I am trying to do two things for Lent (in addition to giving to the annual Lenten Appeal).
I am going to read a a scripture passage that goes along with one of the mysteries of the Rosary every night. I will have to do this twice (since there are 20 mysteries), but I feel that it will help me better understand the mysteries (I already pray the Rosary daily).

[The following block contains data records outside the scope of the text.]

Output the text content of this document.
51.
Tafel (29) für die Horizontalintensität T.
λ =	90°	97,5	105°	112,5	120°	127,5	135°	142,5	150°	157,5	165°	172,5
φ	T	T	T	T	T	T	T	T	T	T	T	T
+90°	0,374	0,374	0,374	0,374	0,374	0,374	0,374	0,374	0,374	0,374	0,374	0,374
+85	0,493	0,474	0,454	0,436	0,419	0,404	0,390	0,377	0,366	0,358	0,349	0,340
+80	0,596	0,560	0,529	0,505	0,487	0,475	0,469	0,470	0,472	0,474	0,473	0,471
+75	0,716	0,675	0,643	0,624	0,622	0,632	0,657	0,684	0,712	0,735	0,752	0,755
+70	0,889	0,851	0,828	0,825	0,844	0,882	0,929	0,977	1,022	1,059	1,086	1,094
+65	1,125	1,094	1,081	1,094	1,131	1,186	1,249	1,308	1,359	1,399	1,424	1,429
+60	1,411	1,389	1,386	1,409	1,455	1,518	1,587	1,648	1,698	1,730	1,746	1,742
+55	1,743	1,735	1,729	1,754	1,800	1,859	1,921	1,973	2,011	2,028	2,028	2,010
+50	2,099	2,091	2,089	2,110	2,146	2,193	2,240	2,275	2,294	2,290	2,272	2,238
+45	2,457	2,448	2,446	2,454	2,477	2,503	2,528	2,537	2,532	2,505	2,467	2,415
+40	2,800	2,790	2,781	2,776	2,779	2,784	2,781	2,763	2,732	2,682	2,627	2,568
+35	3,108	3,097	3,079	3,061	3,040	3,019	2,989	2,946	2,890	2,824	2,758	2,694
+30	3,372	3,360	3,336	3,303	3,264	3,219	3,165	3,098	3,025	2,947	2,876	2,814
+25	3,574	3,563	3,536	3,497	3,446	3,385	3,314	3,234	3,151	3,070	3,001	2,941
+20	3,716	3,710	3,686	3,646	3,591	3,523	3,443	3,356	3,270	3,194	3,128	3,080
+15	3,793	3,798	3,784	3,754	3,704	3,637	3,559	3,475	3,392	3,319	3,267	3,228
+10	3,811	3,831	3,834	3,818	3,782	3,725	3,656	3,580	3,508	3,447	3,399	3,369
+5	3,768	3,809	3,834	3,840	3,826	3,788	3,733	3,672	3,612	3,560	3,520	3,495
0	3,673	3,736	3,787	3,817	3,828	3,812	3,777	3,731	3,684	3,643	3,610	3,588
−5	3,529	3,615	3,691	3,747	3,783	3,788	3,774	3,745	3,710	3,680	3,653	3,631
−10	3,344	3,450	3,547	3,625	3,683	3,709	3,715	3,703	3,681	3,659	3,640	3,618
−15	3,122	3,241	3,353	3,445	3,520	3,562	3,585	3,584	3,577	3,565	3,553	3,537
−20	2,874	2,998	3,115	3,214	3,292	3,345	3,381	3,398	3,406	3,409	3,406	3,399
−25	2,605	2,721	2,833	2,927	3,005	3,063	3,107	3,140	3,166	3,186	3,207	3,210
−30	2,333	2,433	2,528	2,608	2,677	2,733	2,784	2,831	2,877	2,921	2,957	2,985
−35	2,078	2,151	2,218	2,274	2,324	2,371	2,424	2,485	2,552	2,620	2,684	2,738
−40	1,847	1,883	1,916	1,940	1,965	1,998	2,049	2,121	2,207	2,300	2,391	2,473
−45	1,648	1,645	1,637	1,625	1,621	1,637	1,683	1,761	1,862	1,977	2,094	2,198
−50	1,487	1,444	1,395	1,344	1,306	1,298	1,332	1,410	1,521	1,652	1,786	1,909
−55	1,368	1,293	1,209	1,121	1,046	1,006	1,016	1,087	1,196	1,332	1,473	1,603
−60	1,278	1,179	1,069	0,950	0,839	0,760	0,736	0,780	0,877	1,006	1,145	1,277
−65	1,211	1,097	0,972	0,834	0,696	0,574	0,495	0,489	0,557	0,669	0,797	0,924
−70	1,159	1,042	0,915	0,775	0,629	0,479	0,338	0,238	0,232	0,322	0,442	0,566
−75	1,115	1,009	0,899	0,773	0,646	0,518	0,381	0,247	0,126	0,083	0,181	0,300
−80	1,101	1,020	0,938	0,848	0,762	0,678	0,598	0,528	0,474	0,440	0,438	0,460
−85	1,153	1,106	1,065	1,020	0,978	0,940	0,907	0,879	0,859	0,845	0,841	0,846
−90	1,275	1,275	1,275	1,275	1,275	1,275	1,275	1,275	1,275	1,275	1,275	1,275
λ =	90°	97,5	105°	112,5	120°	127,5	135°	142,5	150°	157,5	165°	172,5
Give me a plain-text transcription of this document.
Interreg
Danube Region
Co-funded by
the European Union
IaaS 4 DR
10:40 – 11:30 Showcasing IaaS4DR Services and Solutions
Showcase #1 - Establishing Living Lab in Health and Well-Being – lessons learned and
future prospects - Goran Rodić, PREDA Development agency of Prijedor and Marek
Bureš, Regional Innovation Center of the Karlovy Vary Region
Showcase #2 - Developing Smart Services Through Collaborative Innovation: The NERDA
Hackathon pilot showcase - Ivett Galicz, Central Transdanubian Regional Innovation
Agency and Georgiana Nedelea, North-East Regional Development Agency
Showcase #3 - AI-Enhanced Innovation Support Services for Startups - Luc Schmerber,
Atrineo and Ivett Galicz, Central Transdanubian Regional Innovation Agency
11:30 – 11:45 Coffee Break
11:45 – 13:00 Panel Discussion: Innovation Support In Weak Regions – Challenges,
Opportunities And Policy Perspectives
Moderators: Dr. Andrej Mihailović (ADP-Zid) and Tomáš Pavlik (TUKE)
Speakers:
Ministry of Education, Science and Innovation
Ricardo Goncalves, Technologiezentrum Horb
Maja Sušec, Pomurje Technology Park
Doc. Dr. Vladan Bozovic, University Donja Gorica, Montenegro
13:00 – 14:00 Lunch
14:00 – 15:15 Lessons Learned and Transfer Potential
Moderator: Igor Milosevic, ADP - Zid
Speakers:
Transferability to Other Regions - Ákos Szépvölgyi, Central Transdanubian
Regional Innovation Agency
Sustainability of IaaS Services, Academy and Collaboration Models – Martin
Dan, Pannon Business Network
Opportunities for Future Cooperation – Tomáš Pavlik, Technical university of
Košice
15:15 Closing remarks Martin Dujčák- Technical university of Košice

I am going to give up my biggest weakness… sweets like ice cream, cookies, candy, etc. Sometimes I think I over-indulge on these things to the brink of gluttony (like eating half a pint of ice cream in a sitting, or half a sleeve of Girl Scout cookies in a sitting, etc)–so as a practice to get that potential deadly sin under control seems like a good thing for Lent. I love sweets and sometimes crave them, so this will be very difficult for me and a true sacrifice–much more so than things I’ve given up in the past. But every year I pass over giving up sugar because I feel it’s too hard and because my birthday falls during Lent (and the temptation is too great with people putting my absolute favorite cake under my nose). But I wondered, would it be acceptable to give up sweets except for allowing myself a piece of cake on my birthday.
I know a Lenten sacrifice is personal and there are no “rules” about it so to speak. But I am just wondering opinion-wise, is it a true sacrifice is I make that one exception?